The best networking conversations flow organically and end with an exchange of cards and follow up plans.

6. Winging how you introduce yourself

When meeting someone new, whether online or in-person, you largely control the initial information they learn about you. Introducing yourself without any thought or practice wastes the opportunity to make a great impression on a new contact. Don’t sell yourself short by sharing your title and company name alone; these are details of a larger picture. On the other hand, don't ramble on about yourself either, which dilutes your intended message and doesn’t make a great impression.

Identify key points about who you are, what you do and what makes you unique. Practice so you sound confident, conversational and friendly (not robotic and rehearsed).

7. Monopolizing someone’s time

If at an in-person event and you hit it off with someone and feel like you could speak with them for hours, don't. Be cognizant of the amount of time you spend doing so because even if the other person appears 110% engaged in the conversation, after a while, it may be out of politeness. They most likely want to meet others before the event is over (and you should too).

When you meet a great new contact, after a brief chat, exchange contact information and make plans to continue the conversation at another time.

8. Dismissing others through bad body language

When talking to others in person, you communicate a lot more than you realize through nonverbal cues. When you want to talk to someone, you naturally convey open and engaged body language. If the person is not someone you're connecting with, however, be mindful of your presence. If you have a closed off stance and avoid direct eye contact (gazing around the room for “someone better” to talk to instead), this can make a bad impression and even insult the other person.

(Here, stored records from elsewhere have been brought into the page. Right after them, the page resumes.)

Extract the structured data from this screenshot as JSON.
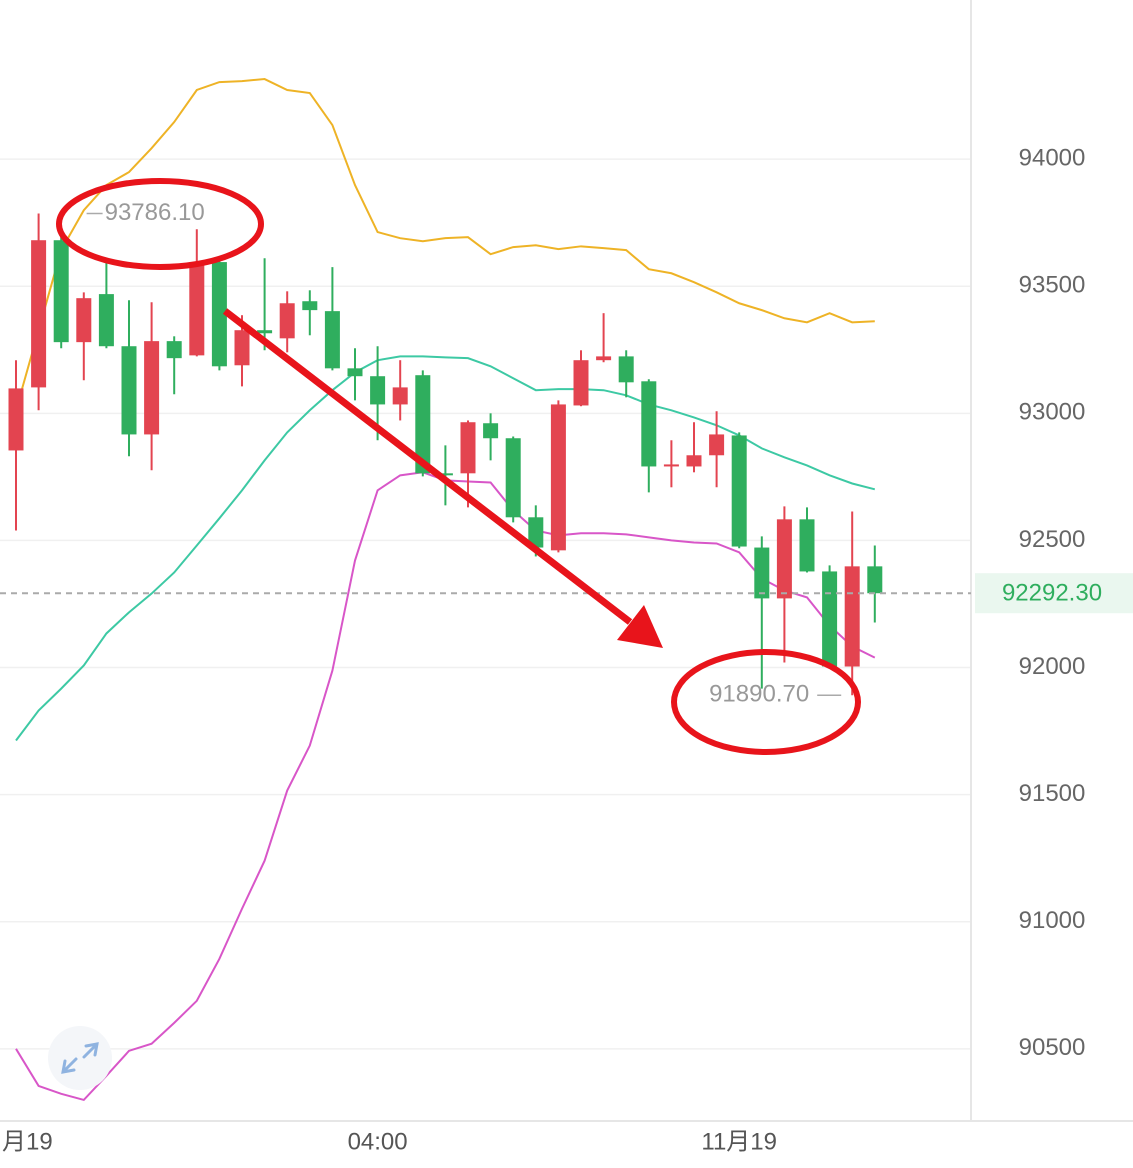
{
  "chart_data": {
    "type": "candlestick",
    "categories": [
      "月19",
      null,
      null,
      null,
      null,
      null,
      null,
      null,
      null,
      null,
      null,
      null,
      null,
      null,
      null,
      null,
      "04:00",
      null,
      null,
      null,
      null,
      null,
      null,
      null,
      null,
      null,
      null,
      null,
      null,
      null,
      null,
      null,
      "11月19",
      null,
      null,
      null,
      null,
      null,
      null
    ],
    "open": [
      92854,
      93102,
      93681,
      93280,
      93469,
      93264,
      92917,
      93284,
      93228,
      93595,
      93189,
      93327,
      93295,
      93441,
      93402,
      93177,
      93146,
      93035,
      93150,
      92764,
      92764,
      92961,
      92902,
      92591,
      92461,
      93031,
      93209,
      93224,
      93126,
      92791,
      92791,
      92835,
      92913,
      92472,
      92272,
      92583,
      92378,
      92004,
      92398
    ],
    "high": [
      93209,
      93786.1,
      93701,
      93476,
      93595,
      93445,
      93437,
      93303,
      93724,
      93602,
      93386,
      93610,
      93480,
      93484,
      93575,
      93256,
      93264,
      93209,
      93169,
      92874,
      92972,
      93000,
      92909,
      92638,
      93051,
      93248,
      93394,
      93248,
      93134,
      92894,
      92965,
      93008,
      92925,
      92516,
      92634,
      92630,
      92402,
      92614,
      92480
    ],
    "low": [
      92539,
      93012,
      93256,
      93130,
      93256,
      92831,
      92776,
      93075,
      93224,
      93169,
      93106,
      93248,
      93240,
      93307,
      93169,
      93051,
      92894,
      92972,
      92752,
      92638,
      92630,
      92815,
      92571,
      92437,
      92453,
      93028,
      93201,
      93063,
      92689,
      92709,
      92768,
      92709,
      92469,
      91917,
      92020,
      92374,
      91996,
      91890.7,
      92177
    ],
    "close": [
      93098,
      93681,
      93280,
      93453,
      93264,
      92917,
      93284,
      93217,
      93595,
      93185,
      93327,
      93315,
      93433,
      93406,
      93177,
      93146,
      93035,
      93102,
      92764,
      92760,
      92965,
      92902,
      92591,
      92472,
      93035,
      93209,
      93224,
      93122,
      92791,
      92799,
      92835,
      92917,
      92476,
      92272,
      92583,
      92378,
      92004,
      92398,
      92292.3
    ],
    "up_color": "#e34450",
    "down_color": "#2fae5e",
    "lines": [
      {
        "color": "#eeb326",
        "values": [
          93012,
          93327,
          93642,
          93799,
          93898,
          93949,
          94043,
          94146,
          94272,
          94303,
          94307,
          94315,
          94272,
          94260,
          94134,
          93898,
          93713,
          93689,
          93677,
          93689,
          93693,
          93626,
          93654,
          93661,
          93646,
          93657,
          93650,
          93642,
          93567,
          93551,
          93516,
          93476,
          93433,
          93406,
          93374,
          93358,
          93394,
          93358,
          93362
        ]
      },
      {
        "color": "#3dc9a4",
        "values": [
          91713,
          91831,
          91917,
          92008,
          92134,
          92217,
          92291,
          92374,
          92480,
          92587,
          92697,
          92815,
          92925,
          93012,
          93091,
          93161,
          93209,
          93224,
          93224,
          93220,
          93217,
          93185,
          93138,
          93091,
          93095,
          93095,
          93091,
          93071,
          93035,
          93012,
          92984,
          92953,
          92913,
          92862,
          92827,
          92795,
          92756,
          92724,
          92701
        ]
      },
      {
        "color": "#d856c8",
        "values": [
          90500,
          90354,
          90323,
          90299,
          90394,
          90492,
          90520,
          90602,
          90689,
          90854,
          91051,
          91240,
          91516,
          91693,
          91988,
          92421,
          92697,
          92756,
          92768,
          92736,
          92732,
          92728,
          92618,
          92539,
          92520,
          92528,
          92528,
          92524,
          92512,
          92500,
          92492,
          92488,
          92453,
          92350,
          92303,
          92276,
          92165,
          92083,
          92039
        ]
      }
    ],
    "extreme_labels": [
      {
        "value": 93786.1,
        "label": "93786.10"
      },
      {
        "value": 91890.7,
        "label": "91890.70"
      }
    ],
    "last_price": {
      "value": 92292.3,
      "label": "92292.30",
      "color": "#2fae5e"
    },
    "ylim": [
      90220,
      94626
    ],
    "yticks": [
      90500,
      91000,
      91500,
      92000,
      92500,
      93000,
      93500,
      94000
    ],
    "grid": true
  }
}
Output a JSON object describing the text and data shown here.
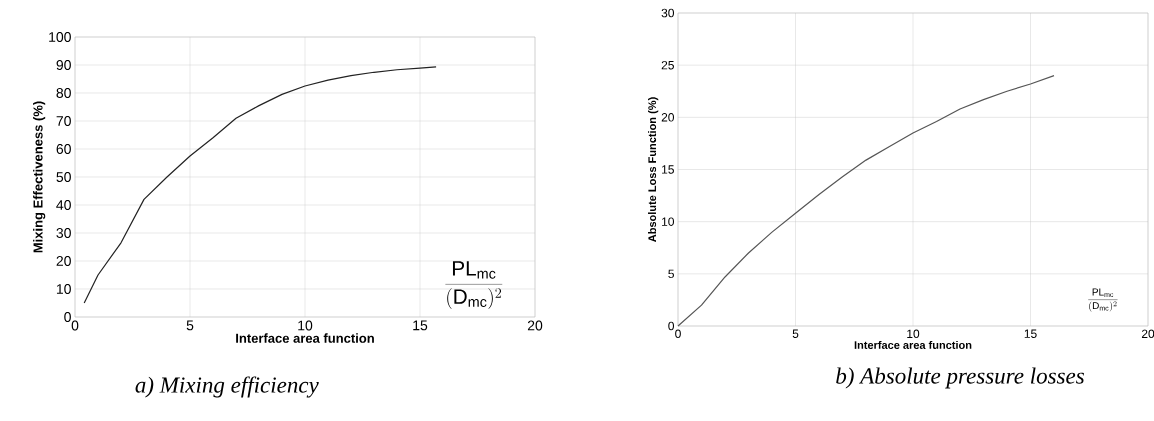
{
  "chart_data": [
    {
      "type": "line",
      "xlabel": "Interface area function",
      "ylabel": "Mixing Effectiveness (%)",
      "xlim": [
        0,
        20
      ],
      "xticks": [
        0,
        5,
        10,
        15,
        20
      ],
      "ylim": [
        0,
        100
      ],
      "yticks": [
        0,
        10,
        20,
        30,
        40,
        50,
        60,
        70,
        80,
        90,
        100
      ],
      "grid": true,
      "color": "#222222",
      "x": [
        0.4,
        1,
        2,
        3,
        4,
        5,
        6,
        7,
        8,
        9,
        10,
        11,
        12,
        13,
        14,
        15,
        15.7
      ],
      "values": [
        5,
        15,
        26.5,
        42,
        50,
        57.5,
        64,
        71,
        75.5,
        79.5,
        82.5,
        84.6,
        86.2,
        87.4,
        88.3,
        88.9,
        89.3
      ],
      "annotations": [
        "\\frac{\\mathrm{PL_{mc}}}{(\\mathrm{D_{mc}})^2}",
        "a)   Mixing efficiency"
      ]
    },
    {
      "type": "line",
      "xlabel": "Interface area function",
      "ylabel": "Absolute Loss Function (%)",
      "xlim": [
        0,
        20
      ],
      "xticks": [
        0,
        5,
        10,
        15,
        20
      ],
      "ylim": [
        0,
        30
      ],
      "yticks": [
        0,
        5,
        10,
        15,
        20,
        25,
        30
      ],
      "grid": true,
      "color": "#555555",
      "x": [
        0,
        1,
        2,
        3,
        4,
        5,
        6,
        7,
        8,
        9,
        10,
        11,
        12,
        13,
        14,
        15,
        16
      ],
      "values": [
        0,
        2,
        4.7,
        7,
        9,
        10.8,
        12.6,
        14.3,
        15.9,
        17.2,
        18.5,
        19.6,
        20.8,
        21.7,
        22.5,
        23.2,
        24
      ],
      "annotations": [
        "\\frac{\\mathrm{PL_{mc}}}{(\\mathrm{D_{mc}})^2}",
        "b) Absolute pressure losses"
      ]
    }
  ]
}
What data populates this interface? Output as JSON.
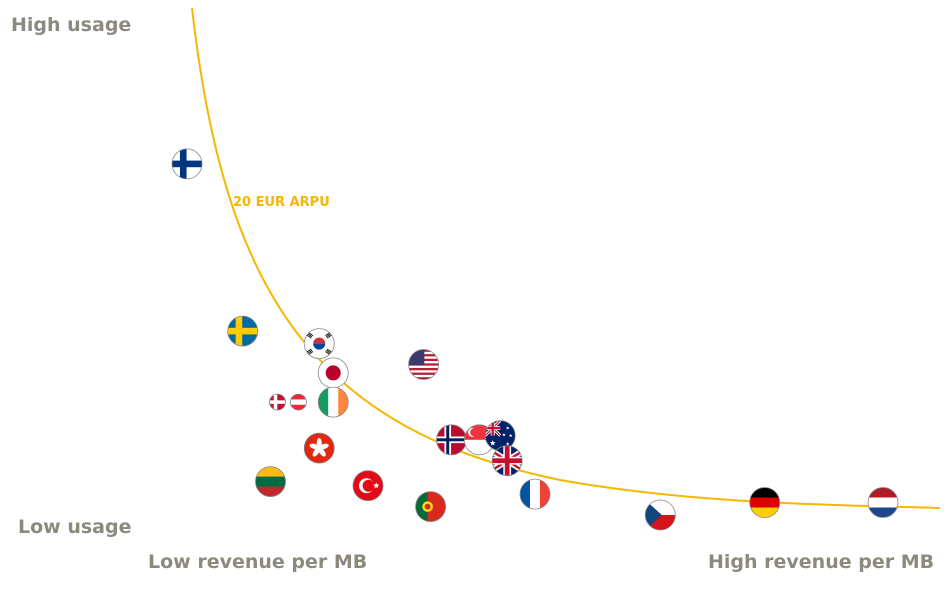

While you don’t have to develop a relationship with everyone you meet, you can still engage and chat briefly before politely moving on to someone else.

9. Flaking on promises made

If you promise something to someone you know or just meet (an introduction, link to a resource, invitation to a webinar), follow through on it! If you forget about (or put off) the promise, you’ll come across as unreliable and undependable, no matter how successful you are in your career. This behavior damages relationships and negatively impacts your personal brand.

If you’re busy and need more time to follow through on something, send a quick note and say you’ll follow up soon. Most delays are understandable; following up goes a long way in letting others know that you’re still thinking about them and will deliver.

10. Approaching relationships as one-and-done

Networking is not a one-time event. Cultivating and maintaining relationships requires effort over time. How you do so and with what frequency depends on the contact: how you know them, where they’re located, the nature of the relationship etc. With some, you might regularly engage with their content on LinkedIn or reach out before an upcoming online event to see if they’re attending. With others, you might schedule an email to touch base or invite them to a webinar. Effective networking is multifaceted, online and in-person, over time.

Whatever your professional goals are -- increased visibility, expanded network, new job, business growth or a board seat -- networking is one of your most valuable tools to get there. Regardless of career success, many people still make networking mistakes that can get in the way of achieving their goals.

Introduce yourself with a clear and impactful message, respond promptly to when people reach out and follow-through on promises made. Using best practices, you’ll strengthen your personal brand and drive your career forward.